O que a eleição de terça-feira nos diz sobre a integração dos católicos na vida norte-americana? As evidências são ambíguas, de acordo com um experiente jornalista que recentemente escreveu um livro sobre o tema. Russell Shaw falou com Kathryn Jean Lopez.

Parece que foi preciso uma combinação de exagero dos Democratas sobre a questão do aborto e outros casos de extremismo, e-mails anti-catolicismo vazados durante a campanha de Hillary Clinton e a figura errática e não-política de Donald Trump para que finalmente os católicos abrissem mão de votar nos Democratas, apesar da cobertura Católica a um candidato a vice-presidente.

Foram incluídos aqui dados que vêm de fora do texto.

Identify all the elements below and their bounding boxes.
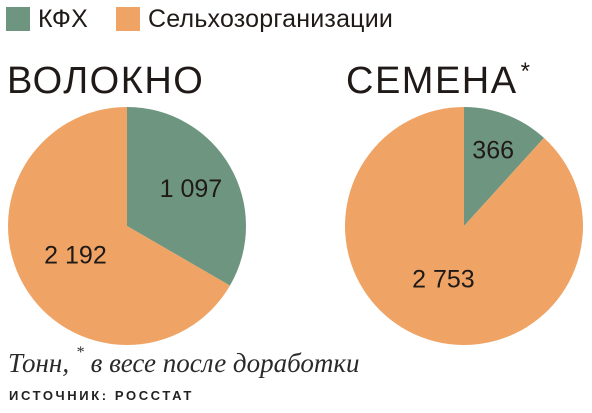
- pie-slice-seeds-agro: [345, 107, 583, 345]
- pie-slice-fiber-kfh: [127, 107, 246, 286]
- legend-swatch-agro: [116, 7, 140, 31]
- chart-title-seeds-text: СЕМЕНА: [346, 60, 518, 102]
- legend-label-kfh: КФХ: [38, 4, 88, 33]
- chart-title-seeds: СЕМЕНА *: [346, 60, 531, 102]
- legend-swatch-kfh: [6, 7, 30, 31]
- units-note-mark: *: [75, 344, 84, 361]
- units-note-text: Тонн,: [8, 348, 76, 378]
- data-label-fiber-agro: 2 192: [44, 242, 107, 270]
- pie-slice-fiber-agro: [8, 107, 230, 345]
- source-label: ИСТОЧНИК: РОССТАТ: [9, 388, 194, 403]
- chart-title-fiber-text: ВОЛОКНО: [7, 60, 205, 102]
- data-label-fiber-kfh: 1 097: [160, 175, 223, 203]
- legend-item-agro: Сельхозорганизации: [116, 5, 393, 34]
- pie-chart-fiber: 1 097 2 192: [8, 107, 246, 345]
- legend-label-agro: Сельхозорганизации: [148, 4, 394, 33]
- data-label-seeds-agro: 2 753: [412, 265, 475, 293]
- pie-slice-seeds-kfh: [464, 107, 545, 226]
- legend: КФХ Сельхозорганизации: [6, 4, 421, 34]
- units-note: Тонн, * в весе после доработки: [8, 344, 360, 379]
- chart-title-fiber: ВОЛОКНО: [7, 62, 204, 100]
- units-note-detail: в весе после доработки: [83, 348, 360, 378]
- data-label-seeds-kfh: 366: [472, 137, 514, 165]
- legend-item-kfh: КФХ: [6, 5, 88, 34]
- chart-title-seeds-mark: *: [520, 58, 532, 85]
- pie-chart-seeds: 366 2 753: [345, 107, 583, 345]
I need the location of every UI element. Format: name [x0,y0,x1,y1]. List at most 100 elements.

A entrevista é de Kathryn Jean Lopes, publicada por Taking the Catolic Pulse, 14-11-2016. A tradução é de Luísa Flores Somavilla

Mesmo que eu não tenha votado em Trump e tenha sérias preocupações sobre sua honestidade em algumas das questões mais cruciais na decisão de alguns católicos, para quem o aborto e assuntos deste tipo pesam bastante na consciência ao votar, se isso marca uma possibilidade de real concorrência pelos votos dos católicos entre os partidos, pode-se dizer que é algo positivo para a democracia.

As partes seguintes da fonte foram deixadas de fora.